Nadhamuni is so focused that he has already his mind set on being part of a project similar to “the Bigshot project being conducted in Columbia University and created by professor of computer science, Dr Shree K Nayar.”

Internet and games
While preparing for his SAT exam, Nadhamuni, along with the help of his mother, kept turning time and again to the internet. “The internet has a lot of resources and if you go to the right websites, you will be able to get a lot of help. There is a website called Collegeconfidential.com which provides a lot of information of the SATs. I also took an online course from a website PrepMe.com which offers a host of resources,” he recollects.

According to Nadhamuni, colleges in the US look for good SAT scores and academics and they want a lot of extra-curricular activities.  His strong foundation in tennis helped him in the long run.  “I have been playing tennis for the past seven years ... I played in a lot of games at the All Indian Tennis Association,” he points out. He also participated in plenty of interschool competitions which, in turn, boosted his profile.

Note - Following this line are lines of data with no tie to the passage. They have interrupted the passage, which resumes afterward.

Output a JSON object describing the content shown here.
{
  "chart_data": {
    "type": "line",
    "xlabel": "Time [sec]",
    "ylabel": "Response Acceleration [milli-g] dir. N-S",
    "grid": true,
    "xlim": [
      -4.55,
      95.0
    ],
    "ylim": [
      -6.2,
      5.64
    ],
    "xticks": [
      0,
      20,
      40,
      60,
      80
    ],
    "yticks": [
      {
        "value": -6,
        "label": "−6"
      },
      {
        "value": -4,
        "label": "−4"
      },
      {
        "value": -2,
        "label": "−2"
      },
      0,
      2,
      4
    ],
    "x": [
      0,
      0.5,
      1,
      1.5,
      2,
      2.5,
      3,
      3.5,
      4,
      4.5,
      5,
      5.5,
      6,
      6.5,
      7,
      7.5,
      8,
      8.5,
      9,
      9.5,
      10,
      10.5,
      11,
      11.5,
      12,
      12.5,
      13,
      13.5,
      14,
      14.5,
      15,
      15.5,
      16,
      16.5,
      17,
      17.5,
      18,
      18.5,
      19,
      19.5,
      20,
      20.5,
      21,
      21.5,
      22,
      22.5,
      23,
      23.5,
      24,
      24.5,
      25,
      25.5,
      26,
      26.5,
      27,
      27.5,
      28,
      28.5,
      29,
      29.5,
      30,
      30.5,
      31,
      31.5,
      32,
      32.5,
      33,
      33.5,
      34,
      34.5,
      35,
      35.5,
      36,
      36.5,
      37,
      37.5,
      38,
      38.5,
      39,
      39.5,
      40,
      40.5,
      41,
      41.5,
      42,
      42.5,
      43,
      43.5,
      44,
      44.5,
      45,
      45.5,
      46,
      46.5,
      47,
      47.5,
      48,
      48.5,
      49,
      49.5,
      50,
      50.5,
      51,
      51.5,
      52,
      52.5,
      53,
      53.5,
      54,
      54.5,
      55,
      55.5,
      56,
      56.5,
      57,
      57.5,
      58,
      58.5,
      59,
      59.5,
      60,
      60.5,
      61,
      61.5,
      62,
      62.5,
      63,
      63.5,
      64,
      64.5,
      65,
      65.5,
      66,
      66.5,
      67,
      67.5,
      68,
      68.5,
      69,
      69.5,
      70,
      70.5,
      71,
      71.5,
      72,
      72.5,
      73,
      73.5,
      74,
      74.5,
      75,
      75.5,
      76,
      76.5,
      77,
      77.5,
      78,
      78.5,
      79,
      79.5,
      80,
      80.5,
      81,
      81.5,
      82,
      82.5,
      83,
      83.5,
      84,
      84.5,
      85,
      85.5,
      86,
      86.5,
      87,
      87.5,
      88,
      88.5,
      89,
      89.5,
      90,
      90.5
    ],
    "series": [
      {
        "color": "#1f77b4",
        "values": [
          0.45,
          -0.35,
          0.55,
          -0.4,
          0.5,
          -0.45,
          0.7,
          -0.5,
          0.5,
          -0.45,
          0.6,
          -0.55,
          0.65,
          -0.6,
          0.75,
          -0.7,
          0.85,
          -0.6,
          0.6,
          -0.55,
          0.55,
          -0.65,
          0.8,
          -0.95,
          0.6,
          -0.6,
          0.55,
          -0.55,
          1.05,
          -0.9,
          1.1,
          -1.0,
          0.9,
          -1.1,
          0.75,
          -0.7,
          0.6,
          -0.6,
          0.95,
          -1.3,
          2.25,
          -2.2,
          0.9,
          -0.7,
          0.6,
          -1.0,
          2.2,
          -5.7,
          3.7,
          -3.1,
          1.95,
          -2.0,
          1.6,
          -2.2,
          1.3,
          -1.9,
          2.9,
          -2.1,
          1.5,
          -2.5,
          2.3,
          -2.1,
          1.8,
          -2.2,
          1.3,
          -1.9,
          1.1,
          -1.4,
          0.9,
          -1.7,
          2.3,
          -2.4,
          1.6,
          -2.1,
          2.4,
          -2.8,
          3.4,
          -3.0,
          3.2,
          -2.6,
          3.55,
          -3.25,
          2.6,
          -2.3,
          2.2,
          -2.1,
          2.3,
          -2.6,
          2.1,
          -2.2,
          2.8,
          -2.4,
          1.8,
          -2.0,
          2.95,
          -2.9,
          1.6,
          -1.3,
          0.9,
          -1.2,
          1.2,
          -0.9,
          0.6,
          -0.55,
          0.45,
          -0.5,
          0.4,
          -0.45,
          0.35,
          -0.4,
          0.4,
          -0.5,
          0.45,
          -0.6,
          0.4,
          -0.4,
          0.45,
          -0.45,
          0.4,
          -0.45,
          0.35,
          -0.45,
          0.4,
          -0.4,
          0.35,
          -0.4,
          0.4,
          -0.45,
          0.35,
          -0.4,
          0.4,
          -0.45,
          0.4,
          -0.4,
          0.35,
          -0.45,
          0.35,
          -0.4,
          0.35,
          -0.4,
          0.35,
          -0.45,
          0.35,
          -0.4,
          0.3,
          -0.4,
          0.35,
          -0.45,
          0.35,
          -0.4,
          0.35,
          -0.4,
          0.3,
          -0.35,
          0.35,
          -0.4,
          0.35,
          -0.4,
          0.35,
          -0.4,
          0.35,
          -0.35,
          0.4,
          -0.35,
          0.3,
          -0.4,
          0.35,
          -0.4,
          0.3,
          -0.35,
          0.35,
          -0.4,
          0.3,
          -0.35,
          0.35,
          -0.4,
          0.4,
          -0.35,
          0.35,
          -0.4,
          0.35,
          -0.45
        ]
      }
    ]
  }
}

There is good news for Indian students who want to opt for SAT exams. Nadhamuni says they will most probably ace at least one section. “I think the Indian educational system is geared in such a way that most students will find the Math section extremely easy. I was very confident on that. But I found the English section extremely hard and advanced and prepared hard for it ,” he said.

Nadhamuni’s visit to schools such as Stanford and UC Berkley a few years ago with his parents helped him make his choice. “Even if you can’t go abroad and check out the colleges yourselves, the websites for most American colleges are detailed and you can research everything from there itself,” he asserts.

As for his future, he seems to even have that mapped out. “Even though I want to go to America for studies, I might come back to India after that,” he avers.